白藜芦醇是一种天然多酚,有人提出它可通过改善胰岛素分泌和活性的机制来改善糖尿病患者的血糖控制。在1型糖尿病(T1D)中,胰岛素治疗是必需的,而白藜芦醇治疗从未被研究过。本研究旨在评估白藜芦醇在类似T1D的实验模型中作为胰岛素治疗辅助药物的效果。
通过链脲佐菌素(STZ)处理使大鼠患糖尿病。20天后,对四组动物进行研究:非糖尿病组(ND);接受安慰剂治疗的糖尿病组(DP);接受胰岛素治疗的糖尿病组(DI)和接受胰岛素加白藜芦醇治疗的糖尿病组(DIR)。治疗30天后,收集24小时尿液;然后,采集血液、比目鱼肌、近端小肠、肾皮质和肝脏样本。在每个感兴趣的区域分析特定的葡萄糖转运蛋白(蛋白质免疫印迹法)。分析肝脏中溶质载体家族2成员2(Slc2a2)、磷酸烯醇丙酮酸羧激酶(Pck1)和葡萄糖-6-磷酸酶催化亚基(G6pc)的mRNA(定量聚合酶链反应)、糖原储存和沉默调节蛋白1(SIRT1)活性。
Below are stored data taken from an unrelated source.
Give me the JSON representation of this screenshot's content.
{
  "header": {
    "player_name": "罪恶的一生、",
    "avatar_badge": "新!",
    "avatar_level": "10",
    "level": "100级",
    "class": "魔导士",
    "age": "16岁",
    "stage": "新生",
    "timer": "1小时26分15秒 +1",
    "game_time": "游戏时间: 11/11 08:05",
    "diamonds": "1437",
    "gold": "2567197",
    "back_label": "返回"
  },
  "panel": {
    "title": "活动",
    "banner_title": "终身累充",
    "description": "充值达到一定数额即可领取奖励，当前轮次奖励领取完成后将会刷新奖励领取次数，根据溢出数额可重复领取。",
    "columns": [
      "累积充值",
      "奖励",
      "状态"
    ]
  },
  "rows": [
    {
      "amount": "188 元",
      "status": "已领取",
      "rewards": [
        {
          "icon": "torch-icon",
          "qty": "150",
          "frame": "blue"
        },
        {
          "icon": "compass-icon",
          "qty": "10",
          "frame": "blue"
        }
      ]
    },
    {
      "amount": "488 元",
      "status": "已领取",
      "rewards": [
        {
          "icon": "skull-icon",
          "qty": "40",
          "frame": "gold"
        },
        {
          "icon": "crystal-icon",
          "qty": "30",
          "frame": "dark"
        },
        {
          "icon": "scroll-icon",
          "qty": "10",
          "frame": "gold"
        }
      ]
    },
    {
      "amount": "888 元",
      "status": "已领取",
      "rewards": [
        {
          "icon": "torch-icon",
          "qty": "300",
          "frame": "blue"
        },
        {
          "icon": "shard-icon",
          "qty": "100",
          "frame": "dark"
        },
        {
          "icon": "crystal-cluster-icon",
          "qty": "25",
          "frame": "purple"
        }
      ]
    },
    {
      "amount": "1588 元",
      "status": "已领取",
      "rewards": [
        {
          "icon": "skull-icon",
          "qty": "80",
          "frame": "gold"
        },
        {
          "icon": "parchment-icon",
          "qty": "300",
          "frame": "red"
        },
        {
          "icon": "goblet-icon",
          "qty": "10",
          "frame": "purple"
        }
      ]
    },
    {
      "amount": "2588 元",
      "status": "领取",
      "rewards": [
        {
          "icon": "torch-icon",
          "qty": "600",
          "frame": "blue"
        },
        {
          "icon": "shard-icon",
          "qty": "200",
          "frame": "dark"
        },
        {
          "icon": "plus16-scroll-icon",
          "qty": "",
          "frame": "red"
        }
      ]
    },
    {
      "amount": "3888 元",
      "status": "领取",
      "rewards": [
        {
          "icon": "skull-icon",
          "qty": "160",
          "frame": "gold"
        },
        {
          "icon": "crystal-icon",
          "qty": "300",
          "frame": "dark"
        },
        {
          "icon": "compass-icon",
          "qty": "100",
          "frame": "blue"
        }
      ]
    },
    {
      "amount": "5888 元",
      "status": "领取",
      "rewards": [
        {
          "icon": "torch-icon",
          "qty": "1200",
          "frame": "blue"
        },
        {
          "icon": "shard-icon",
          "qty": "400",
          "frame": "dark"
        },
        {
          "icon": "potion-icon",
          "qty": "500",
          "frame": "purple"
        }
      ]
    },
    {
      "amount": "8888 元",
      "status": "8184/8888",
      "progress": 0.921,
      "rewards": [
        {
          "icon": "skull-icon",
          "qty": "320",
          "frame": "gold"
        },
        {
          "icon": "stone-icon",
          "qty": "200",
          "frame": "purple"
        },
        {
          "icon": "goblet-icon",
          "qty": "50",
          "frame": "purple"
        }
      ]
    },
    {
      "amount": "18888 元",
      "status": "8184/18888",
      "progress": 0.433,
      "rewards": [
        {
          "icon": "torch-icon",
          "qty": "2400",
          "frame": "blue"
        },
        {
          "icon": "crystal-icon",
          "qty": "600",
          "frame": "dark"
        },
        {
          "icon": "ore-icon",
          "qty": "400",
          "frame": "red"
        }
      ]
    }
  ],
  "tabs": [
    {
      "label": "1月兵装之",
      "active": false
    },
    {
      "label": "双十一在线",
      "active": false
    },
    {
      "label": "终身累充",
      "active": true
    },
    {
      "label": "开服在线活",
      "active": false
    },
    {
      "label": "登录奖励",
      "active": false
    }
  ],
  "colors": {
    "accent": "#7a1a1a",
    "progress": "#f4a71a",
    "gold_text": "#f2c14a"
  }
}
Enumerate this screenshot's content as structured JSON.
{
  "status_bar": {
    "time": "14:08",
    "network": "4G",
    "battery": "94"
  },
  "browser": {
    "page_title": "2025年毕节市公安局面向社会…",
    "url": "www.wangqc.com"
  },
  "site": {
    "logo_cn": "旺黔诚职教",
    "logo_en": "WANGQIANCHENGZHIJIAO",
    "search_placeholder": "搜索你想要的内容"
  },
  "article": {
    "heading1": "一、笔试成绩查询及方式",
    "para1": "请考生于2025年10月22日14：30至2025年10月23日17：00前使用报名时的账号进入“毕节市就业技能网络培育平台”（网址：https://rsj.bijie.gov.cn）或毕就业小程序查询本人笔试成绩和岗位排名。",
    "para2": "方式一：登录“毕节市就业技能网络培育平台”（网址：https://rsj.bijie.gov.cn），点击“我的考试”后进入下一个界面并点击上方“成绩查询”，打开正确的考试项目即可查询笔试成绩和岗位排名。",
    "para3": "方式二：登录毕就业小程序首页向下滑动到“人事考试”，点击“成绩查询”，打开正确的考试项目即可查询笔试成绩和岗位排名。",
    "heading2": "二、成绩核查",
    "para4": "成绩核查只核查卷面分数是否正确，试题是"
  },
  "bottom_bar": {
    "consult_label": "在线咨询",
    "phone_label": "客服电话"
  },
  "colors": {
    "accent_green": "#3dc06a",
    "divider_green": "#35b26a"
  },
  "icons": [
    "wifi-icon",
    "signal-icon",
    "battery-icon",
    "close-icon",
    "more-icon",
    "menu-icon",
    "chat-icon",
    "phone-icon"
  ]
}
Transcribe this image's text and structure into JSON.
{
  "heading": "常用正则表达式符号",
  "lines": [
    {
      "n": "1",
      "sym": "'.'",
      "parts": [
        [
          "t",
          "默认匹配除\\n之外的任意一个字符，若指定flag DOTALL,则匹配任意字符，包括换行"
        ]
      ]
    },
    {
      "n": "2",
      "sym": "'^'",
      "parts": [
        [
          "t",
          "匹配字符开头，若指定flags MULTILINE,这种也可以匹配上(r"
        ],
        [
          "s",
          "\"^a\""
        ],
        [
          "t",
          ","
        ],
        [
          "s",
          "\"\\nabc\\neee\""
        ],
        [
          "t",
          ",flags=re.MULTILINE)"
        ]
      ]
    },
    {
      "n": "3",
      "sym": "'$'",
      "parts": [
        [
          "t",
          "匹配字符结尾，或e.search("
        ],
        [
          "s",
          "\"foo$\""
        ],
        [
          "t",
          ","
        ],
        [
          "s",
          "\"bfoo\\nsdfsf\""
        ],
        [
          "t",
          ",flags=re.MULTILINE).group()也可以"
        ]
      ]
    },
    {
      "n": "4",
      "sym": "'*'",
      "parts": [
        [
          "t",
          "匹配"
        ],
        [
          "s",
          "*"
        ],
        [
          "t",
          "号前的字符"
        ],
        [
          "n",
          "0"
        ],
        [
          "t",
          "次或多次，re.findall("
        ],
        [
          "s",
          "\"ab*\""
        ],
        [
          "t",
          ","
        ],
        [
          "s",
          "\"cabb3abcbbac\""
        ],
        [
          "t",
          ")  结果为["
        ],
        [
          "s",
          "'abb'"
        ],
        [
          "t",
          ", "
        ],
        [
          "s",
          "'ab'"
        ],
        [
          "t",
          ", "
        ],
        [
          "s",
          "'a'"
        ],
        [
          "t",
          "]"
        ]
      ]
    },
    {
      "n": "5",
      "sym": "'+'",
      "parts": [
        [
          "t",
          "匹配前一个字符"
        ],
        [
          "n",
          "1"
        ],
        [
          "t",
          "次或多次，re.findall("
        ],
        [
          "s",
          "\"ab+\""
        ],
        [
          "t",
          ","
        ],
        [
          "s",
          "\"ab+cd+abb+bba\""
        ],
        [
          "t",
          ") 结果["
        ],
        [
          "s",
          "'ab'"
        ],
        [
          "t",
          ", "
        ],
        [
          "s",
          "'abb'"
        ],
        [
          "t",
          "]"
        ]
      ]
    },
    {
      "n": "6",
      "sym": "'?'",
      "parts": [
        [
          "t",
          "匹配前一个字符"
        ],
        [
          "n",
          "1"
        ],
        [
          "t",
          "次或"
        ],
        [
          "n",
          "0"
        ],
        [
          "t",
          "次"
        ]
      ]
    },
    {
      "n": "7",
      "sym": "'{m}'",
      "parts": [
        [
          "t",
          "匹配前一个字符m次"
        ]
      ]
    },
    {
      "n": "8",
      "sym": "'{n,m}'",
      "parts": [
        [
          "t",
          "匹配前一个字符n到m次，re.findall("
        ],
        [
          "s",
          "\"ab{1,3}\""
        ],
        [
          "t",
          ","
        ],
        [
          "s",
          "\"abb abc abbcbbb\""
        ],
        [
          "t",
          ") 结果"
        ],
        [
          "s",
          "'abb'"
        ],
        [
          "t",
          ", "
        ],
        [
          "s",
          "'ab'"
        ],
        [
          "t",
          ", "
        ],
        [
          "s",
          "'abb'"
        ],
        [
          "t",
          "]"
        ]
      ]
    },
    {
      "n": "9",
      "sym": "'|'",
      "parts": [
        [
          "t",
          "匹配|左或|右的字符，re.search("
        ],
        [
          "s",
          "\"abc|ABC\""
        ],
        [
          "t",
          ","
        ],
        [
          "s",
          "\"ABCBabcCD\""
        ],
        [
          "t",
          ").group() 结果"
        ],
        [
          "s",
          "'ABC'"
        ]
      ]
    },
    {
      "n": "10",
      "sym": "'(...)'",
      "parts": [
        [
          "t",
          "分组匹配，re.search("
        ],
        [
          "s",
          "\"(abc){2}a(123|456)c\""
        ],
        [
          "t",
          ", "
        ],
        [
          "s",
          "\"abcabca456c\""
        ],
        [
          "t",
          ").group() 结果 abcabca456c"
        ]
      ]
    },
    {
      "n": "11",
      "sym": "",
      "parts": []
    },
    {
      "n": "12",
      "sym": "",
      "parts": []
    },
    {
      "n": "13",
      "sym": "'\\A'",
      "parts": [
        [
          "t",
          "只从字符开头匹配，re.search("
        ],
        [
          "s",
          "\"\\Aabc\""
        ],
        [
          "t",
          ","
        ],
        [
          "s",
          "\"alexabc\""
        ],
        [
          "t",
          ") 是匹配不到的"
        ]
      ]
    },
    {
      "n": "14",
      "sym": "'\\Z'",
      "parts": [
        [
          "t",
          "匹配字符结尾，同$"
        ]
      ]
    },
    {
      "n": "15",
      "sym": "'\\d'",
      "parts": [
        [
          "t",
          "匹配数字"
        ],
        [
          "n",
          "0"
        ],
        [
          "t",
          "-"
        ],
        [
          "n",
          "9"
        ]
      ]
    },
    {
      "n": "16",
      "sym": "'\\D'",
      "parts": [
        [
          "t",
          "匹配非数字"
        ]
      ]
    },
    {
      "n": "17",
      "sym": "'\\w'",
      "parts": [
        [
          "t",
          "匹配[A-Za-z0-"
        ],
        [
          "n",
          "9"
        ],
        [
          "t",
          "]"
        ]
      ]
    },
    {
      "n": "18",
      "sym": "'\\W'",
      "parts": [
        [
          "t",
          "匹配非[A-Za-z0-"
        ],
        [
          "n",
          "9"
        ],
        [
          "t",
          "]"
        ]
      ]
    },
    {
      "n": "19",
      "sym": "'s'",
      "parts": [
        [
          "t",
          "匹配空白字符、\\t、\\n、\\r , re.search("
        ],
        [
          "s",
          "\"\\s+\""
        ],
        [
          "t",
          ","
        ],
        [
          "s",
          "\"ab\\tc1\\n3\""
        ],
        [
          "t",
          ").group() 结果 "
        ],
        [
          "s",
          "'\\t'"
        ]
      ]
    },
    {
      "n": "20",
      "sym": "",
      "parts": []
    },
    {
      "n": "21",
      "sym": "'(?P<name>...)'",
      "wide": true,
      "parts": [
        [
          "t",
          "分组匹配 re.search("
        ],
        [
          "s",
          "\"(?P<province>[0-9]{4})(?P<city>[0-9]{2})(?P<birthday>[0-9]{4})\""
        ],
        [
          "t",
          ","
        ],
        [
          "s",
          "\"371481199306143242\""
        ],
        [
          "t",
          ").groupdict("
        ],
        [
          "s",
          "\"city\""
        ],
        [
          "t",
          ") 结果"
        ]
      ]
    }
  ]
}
糖尿病诱导增加了血糖、血浆果糖胺浓度和糖尿。胰岛素治疗部分恢复了血糖控制;然而,白藜芦醇作为辅助治疗额外改善了血糖控制,并使血浆果糖胺浓度恢复到非糖尿病大鼠的水平。白藜芦醇未改变肠道中葡萄糖转运蛋白GLUT2和SGLT1、肾脏中GLUT2和SGLT2以及比目鱼肌中GLUT4的表达,这表明这些区域的葡萄糖通量未改变。不同的是,在肝脏中,白藜芦醇促使Slc2a2、Pck1和G6pc的mRNA以及GLUT2蛋白减少(P < 0.05,DIR组与DI组相比);此外,它增加了(P < 0.01,DIR组与DI组相比)肝脏糖原含量和SIRT1蛋白。
白藜芦醇能够改善胰岛素治疗的类似T1D大鼠的血糖控制。这种作用似乎不涉及小肠、近端肾小管和比目鱼肌骨骼肌中葡萄糖通量的变化;而是与肝脏中的几种变化有关,在肝脏中观察到Slc2a2/GLUT2、Pck1和G6pc表达下调,有利于减少葡萄糖生成和流出。此外,白藜芦醇增加了肝脏中SIRT1核蛋白含量,这可能与观察到的基因表达调控有关。